Mountains in the Tibetan Plateau known as Asian water towers benefit more than one sixth of the population of the world. Runoff from high mountains is indispensable for domestic water supply, irrigation, hydropower production and industrial purposes. Although the importance of mountainous areas has been touched upon by some benchmark reports, the hydrological processes are still poorly characterized. Distributed physically-based hydrological models are essential to better understand hydrological processes, and numerous models of varying complexity have been used in mountainous areas for forecasting runoff, snow-cover evolution, and related processes. Precipitation is one of the most critical model inputs for accurate hydrological simulation. However, characterization of precipitation in high altitude localities is a challenging task because the hydrometeorological data sets are extremely limited and precipitation is highly variable in mountainous areas.

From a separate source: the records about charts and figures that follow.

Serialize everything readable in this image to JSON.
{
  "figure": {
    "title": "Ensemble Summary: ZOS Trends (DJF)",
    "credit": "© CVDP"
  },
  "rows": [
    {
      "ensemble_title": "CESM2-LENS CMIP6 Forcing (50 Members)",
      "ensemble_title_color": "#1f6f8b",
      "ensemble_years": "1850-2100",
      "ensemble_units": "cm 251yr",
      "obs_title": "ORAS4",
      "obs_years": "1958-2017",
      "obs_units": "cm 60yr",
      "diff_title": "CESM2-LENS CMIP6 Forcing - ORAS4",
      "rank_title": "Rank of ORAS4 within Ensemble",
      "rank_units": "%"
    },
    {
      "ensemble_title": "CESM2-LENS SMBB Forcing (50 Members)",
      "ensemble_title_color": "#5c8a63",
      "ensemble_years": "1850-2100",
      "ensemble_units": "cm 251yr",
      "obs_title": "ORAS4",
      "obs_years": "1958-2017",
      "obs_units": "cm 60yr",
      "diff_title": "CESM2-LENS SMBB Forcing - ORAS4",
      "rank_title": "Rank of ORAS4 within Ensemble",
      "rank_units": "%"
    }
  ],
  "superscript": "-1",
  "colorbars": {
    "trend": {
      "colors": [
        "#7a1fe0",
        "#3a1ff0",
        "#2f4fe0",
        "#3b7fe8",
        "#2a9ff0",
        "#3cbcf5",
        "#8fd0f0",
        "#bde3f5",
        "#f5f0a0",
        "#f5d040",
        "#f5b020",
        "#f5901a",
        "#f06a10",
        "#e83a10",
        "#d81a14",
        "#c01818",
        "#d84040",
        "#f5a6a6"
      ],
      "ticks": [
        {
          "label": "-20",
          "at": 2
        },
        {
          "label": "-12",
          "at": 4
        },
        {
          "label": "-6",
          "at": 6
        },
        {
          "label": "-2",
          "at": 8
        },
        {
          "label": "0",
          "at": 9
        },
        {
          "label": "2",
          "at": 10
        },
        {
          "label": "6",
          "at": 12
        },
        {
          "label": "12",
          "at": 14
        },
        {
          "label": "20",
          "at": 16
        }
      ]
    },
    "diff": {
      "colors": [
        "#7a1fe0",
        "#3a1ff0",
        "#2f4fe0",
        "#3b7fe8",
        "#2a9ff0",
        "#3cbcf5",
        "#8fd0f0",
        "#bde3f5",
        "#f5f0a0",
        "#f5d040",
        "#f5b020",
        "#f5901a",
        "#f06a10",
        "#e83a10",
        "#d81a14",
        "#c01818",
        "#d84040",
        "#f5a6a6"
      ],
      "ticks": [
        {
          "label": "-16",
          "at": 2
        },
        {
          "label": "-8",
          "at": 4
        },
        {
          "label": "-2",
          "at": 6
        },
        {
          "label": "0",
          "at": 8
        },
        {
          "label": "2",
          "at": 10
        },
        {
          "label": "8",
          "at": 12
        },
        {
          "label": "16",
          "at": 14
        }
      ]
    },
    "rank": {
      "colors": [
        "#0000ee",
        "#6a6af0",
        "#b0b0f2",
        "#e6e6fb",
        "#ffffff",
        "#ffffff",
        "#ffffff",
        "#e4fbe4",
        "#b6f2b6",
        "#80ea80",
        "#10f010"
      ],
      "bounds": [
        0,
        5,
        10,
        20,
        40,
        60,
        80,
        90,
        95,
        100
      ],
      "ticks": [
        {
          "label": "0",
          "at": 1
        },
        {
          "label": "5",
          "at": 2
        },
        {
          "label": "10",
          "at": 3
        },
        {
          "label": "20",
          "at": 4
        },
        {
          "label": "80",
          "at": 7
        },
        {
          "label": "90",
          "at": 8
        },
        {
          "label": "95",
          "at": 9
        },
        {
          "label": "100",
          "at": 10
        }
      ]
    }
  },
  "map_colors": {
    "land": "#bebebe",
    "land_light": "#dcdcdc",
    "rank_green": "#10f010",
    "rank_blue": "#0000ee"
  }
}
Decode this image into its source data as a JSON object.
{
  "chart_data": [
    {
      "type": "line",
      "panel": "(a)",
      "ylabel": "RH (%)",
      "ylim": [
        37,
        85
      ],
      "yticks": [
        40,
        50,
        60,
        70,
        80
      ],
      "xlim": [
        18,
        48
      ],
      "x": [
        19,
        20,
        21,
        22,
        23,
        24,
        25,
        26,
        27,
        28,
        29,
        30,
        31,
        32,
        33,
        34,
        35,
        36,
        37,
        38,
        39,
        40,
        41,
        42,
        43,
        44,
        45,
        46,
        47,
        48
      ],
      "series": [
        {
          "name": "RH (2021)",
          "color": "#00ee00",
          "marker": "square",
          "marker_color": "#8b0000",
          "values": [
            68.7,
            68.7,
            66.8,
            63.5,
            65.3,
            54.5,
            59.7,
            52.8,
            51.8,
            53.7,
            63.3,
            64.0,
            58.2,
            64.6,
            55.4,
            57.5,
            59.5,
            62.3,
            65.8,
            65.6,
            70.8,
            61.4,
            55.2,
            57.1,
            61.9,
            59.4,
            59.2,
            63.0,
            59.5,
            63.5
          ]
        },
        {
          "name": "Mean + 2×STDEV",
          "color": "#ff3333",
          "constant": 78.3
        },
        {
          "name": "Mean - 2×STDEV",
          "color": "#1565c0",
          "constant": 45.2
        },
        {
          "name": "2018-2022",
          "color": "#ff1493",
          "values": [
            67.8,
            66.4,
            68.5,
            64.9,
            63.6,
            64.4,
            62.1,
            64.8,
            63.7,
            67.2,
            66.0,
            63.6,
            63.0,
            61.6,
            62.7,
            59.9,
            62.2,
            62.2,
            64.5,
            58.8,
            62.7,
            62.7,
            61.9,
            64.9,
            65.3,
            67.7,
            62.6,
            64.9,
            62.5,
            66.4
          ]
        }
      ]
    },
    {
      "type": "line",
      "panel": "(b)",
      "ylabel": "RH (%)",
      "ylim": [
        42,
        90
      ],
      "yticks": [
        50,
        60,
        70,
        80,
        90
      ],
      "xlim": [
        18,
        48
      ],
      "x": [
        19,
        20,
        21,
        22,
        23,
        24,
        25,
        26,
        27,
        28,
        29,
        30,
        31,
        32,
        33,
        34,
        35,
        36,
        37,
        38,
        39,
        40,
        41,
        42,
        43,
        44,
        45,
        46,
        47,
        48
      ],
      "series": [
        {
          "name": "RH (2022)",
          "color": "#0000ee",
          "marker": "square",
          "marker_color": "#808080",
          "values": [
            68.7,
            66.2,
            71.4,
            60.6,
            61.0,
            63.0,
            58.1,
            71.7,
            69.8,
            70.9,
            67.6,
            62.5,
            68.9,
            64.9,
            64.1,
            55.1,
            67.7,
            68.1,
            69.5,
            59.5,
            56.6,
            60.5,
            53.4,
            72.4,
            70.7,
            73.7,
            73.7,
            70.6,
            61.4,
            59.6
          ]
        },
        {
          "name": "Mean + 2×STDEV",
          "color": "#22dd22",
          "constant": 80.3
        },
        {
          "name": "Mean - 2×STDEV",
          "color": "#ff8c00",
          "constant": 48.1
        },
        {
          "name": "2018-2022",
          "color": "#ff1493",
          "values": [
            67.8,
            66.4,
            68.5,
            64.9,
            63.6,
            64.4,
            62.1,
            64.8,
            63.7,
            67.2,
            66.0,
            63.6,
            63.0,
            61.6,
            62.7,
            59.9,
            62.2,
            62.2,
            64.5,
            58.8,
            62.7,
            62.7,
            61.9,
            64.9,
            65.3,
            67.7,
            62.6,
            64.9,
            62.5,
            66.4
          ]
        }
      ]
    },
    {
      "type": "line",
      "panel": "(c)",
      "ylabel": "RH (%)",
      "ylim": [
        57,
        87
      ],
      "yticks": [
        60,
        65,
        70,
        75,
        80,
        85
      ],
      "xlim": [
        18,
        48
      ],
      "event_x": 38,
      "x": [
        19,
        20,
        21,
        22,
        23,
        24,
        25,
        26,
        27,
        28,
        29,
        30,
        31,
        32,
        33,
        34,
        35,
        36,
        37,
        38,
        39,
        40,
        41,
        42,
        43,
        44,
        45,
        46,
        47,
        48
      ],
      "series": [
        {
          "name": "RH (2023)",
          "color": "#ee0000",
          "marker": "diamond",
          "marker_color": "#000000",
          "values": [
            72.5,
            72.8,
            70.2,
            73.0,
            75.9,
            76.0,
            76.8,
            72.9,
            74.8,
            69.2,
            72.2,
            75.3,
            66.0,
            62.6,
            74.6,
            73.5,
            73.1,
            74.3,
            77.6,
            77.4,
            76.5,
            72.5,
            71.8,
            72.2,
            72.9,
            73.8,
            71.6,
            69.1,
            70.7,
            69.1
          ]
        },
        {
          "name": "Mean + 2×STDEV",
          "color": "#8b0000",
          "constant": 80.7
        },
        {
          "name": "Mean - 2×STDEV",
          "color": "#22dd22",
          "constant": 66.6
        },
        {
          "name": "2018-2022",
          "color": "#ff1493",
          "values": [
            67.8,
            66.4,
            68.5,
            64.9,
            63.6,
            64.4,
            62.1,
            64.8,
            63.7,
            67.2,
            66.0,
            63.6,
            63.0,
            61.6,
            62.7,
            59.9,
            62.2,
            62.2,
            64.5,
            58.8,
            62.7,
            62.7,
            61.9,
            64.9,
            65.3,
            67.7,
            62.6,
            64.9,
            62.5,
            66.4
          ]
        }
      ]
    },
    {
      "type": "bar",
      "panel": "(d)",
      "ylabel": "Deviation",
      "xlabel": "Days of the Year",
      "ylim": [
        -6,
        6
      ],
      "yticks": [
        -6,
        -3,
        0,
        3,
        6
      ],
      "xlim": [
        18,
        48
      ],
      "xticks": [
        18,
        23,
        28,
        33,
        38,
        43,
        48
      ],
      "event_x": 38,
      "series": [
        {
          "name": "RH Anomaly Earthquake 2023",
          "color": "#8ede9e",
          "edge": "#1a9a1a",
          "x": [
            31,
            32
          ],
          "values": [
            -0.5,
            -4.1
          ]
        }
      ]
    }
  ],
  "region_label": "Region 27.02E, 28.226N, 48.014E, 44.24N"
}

Ph.D Candidates Li Wang, a member of Professor Fan Zhang’s team of the CAS center for excellence in Tibetan Plateau earth sciences and the Institute of Tibetan Plateau Research, and the co-authors, find out that precipitation is greatly influenced by altitude in the study area based on intensive observation of precipitation in the Mabengnong catchment in the southeast of the Tibetan Plateau during July to August 2013. The average Precipitation Gradient (PG) is 0.10, 0.28 and 0.26 mm/d/100m (Figure 1) and the average duration is around 0.1, 0.8 and 5.2 hours for trace, light and moderate rain, respectively. A distributed biosphere hydrological model based on water and energy budgets with improved physical process for snow (WEB-DHM-S) is applied to simulate the hydrological processes with gridded precipitation data derived from a lower altitude meteorological station and the PG and hourly distribution (HD) characterized for the study area. The observed runoff, MODIS/Terra snow cover area (SCA) data, and MODIS/Terra land surface temperature (LST) data are used for model calibration and validation. Runoff, SCA and LST simulations all show reasonable results (Figure 2). Sensitivity analyses illustrate that runoff is largely underestimated without considering PG, indicating that short-term intensive precipitation observation has the potential to greatly improve hydrological modelling of poorly gauged high mountain catchments.
Figure 1 Precipitation gradients of (a) trace, (b) light and (c) moderate precipitation
Figure 2 Comparision of observed and simulated runoff, SCA and LST. Base case used the PG and HD derived based on observation; Case 1 used the same PG as the base case but uniform distribution of precipitation within the day; Case 2 used PG of zero but the same HD as the base case; Case 3 used PG of zero and uniform distribution of precipitation within the day.
This paper has been published in Journal of Hydrology with paper link: https://doi.org/10.1016/j.jhydrol.2017.11.039 . Citation: Li Wang, Fan Zhang, Hongbo Zhang, Christopher A. Scott, Chen Zeng, Xiaonan Shi. Intensive precipitation observation greatly improves hydrological modelling of the poorly gauged high mountain Mabengnong catchment in the Tibetan Plateau. Journal of Hydrology,2018,556:500-509.